Re: resources for network-based/hierarchical RDF store from Bradley Allen on 2007-05-01 (semantic-web@w3.org from May 2007)

From: Bradley Allen <ballen@siderean.com>
Date: Mon, 30 Apr 2007 17:47:21 -0700
To: Steve Harris <S.W.Harris@ecs.soton.ac.uk>
CC: Danny Ayers <danny.ayers@gmail.com>, <semantic-web@w3.org>
Message-ID: <C25BDC29.7812%ballen@siderean.com>

Steve- To clarify, by "hosted Web service," I was addressing the application
you have built, and didn't mean to suggest that store access was available
as a service directly.

As you say, it's a bit apples and oranges to draw direct comparisons; we're
consuming a lot of RAM for the kind of indexing necessary to support fast
aggregate operators, and when you add up the SPARQL queries with the queries
using aggregate operators for the facet counts (which don't yet have SPARQL
equivalents) we're looking at roughly the same number of queries, on the
order of several hundred per rendered navigation page, which is returned to
the browser in less than a second.
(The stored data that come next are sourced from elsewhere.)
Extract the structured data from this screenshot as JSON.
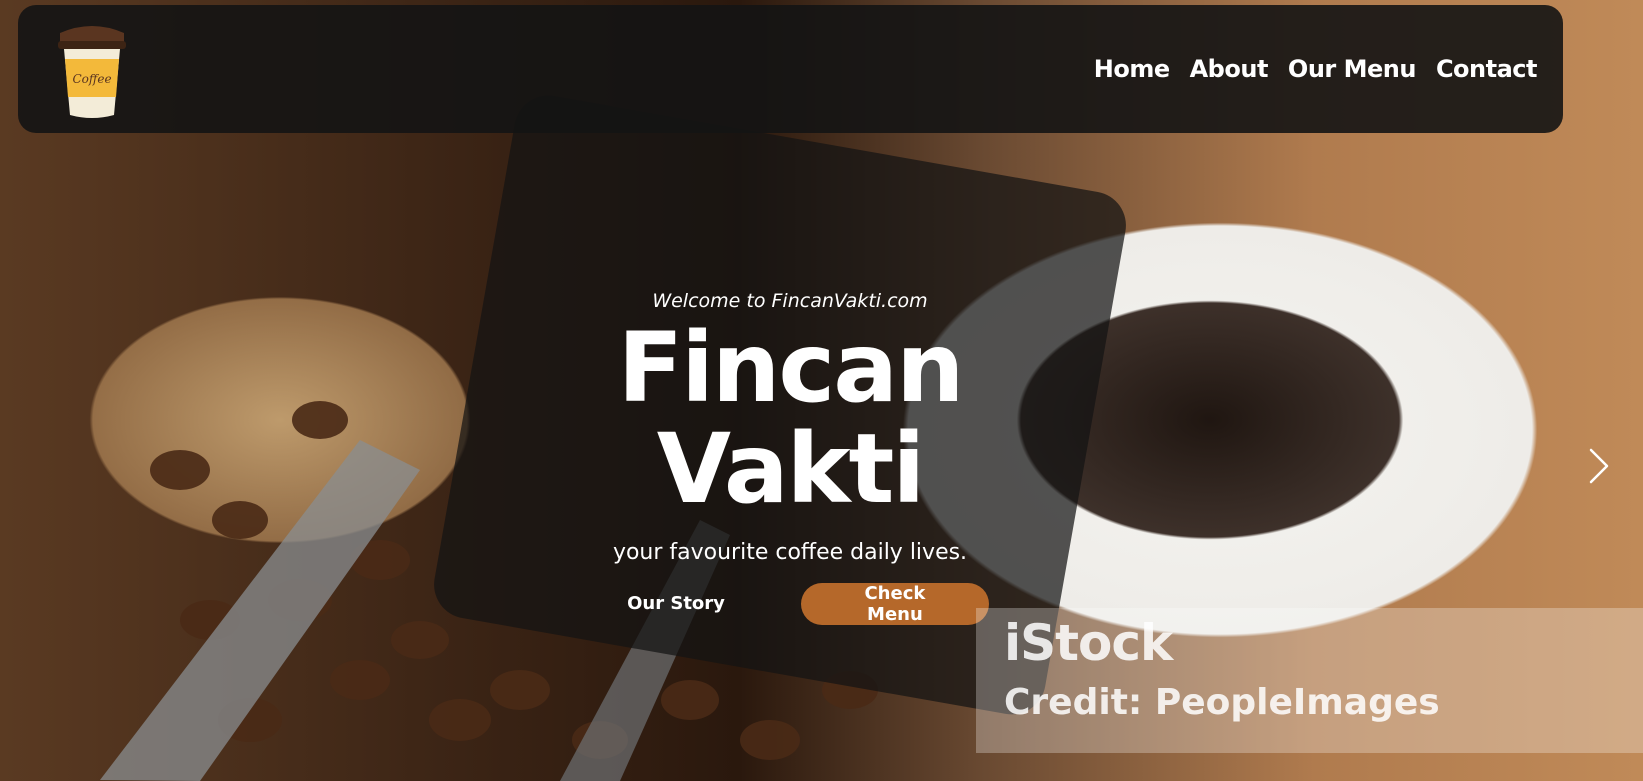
{
  "nav": {
    "logo_text": "Coffee",
    "links": [
      {
        "label": "Home"
      },
      {
        "label": "About"
      },
      {
        "label": "Our Menu"
      },
      {
        "label": "Contact"
      }
    ]
  },
  "hero": {
    "welcome": "Welcome to FincanVakti.com",
    "title": "Fincan Vakti",
    "tagline": "your favourite coffee daily lives.",
    "buttons": {
      "secondary_label": "Our Story",
      "primary_label": "Check Menu"
    }
  },
  "watermark": {
    "brand": "iStock",
    "credit": "Credit: PeopleImages"
  },
  "colors": {
    "accent": "#b5682a",
    "navbar_bg": "#141414"
  },
  "icons": {
    "logo": "coffee-cup-icon",
    "next": "chevron-right-icon"
  }
}
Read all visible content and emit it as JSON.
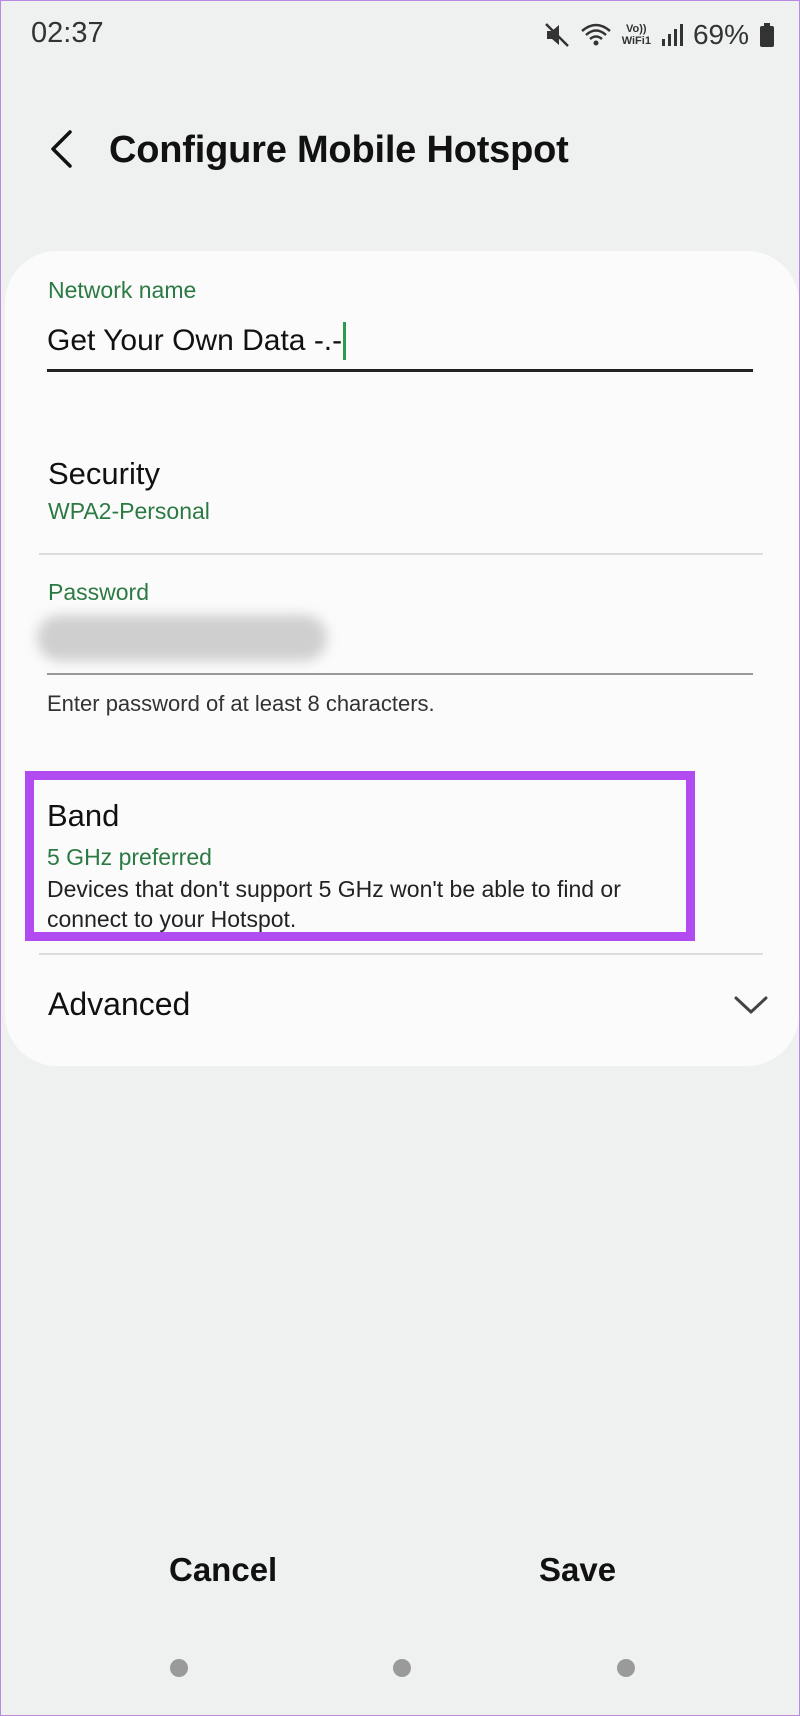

This time includes the overhead of
inference to support transitive closure of hierarchical facets and
user-role-based filtering of results and result metadata for security and
entitlement purposes. - BPA

On 4/30/07 3:08 PM, "Steve Harris" <S.W.Harris@ecs.soton.ac.uk> wrote:

> On 30 Apr 2007, at 20:34, Bradley Allen wrote:
>> 
>> The benchmark we did with Elsevier was performed on a
>> hierarchically-clustered grid of 32 commodity Linux boxes, each
>> running an
>> instance of Seamark Navigator. The RDF represented the bibliographical
>> information describing 40 million articles plus 10 million
>> descriptions of
>> authors. The application was an end-user relational navigation
>> interface
>> over the collection of articles and authors.
> ...
>> A secondary difference, in contrast to the Garlik store, is that
>> this is a
>> commercially-supported software product as opposed to a hosted Web
>> service,
>> although we do provide hosting for applications like the the Oracle
>> Technology Network Semantic Web (http://otnsemanticweb.oracle.com).
> 
> For comparison the Garlik store (JXT) in our production system stores
> just over 2 gigaquads on 8 commodity Linux boxes. Typical query
> response time for our application is 2-3ms per query - using the
> SPARQL language, but not the protocol. However, one chunk of RDF is
> not like another, so I don't want to draw direct comparisons. The
> queries are fairly unexciting SPARQL queries, 8-9 triple patterns
> with 2 or 3 OPTIONAL clauses, some have simple FILTER expressions.
> Each report generated for a user runs a few hundred SPARQL queries of
> that type, and it happens in around a second.
> 
> It has ACID transactions and N-way failover redundancy to support the
> high uptime needed to run a sizeable business off an RDF store.
> 
> I'm not sure what you mean by "hosted Web service", but the Garlik
> store is currently only for internal use. It's supports our
> commercial data management service, but access to the store is not
> available directly to customers.
> 
> - Steve

Received on Tuesday, 1 May 2007 00:47:28 UTC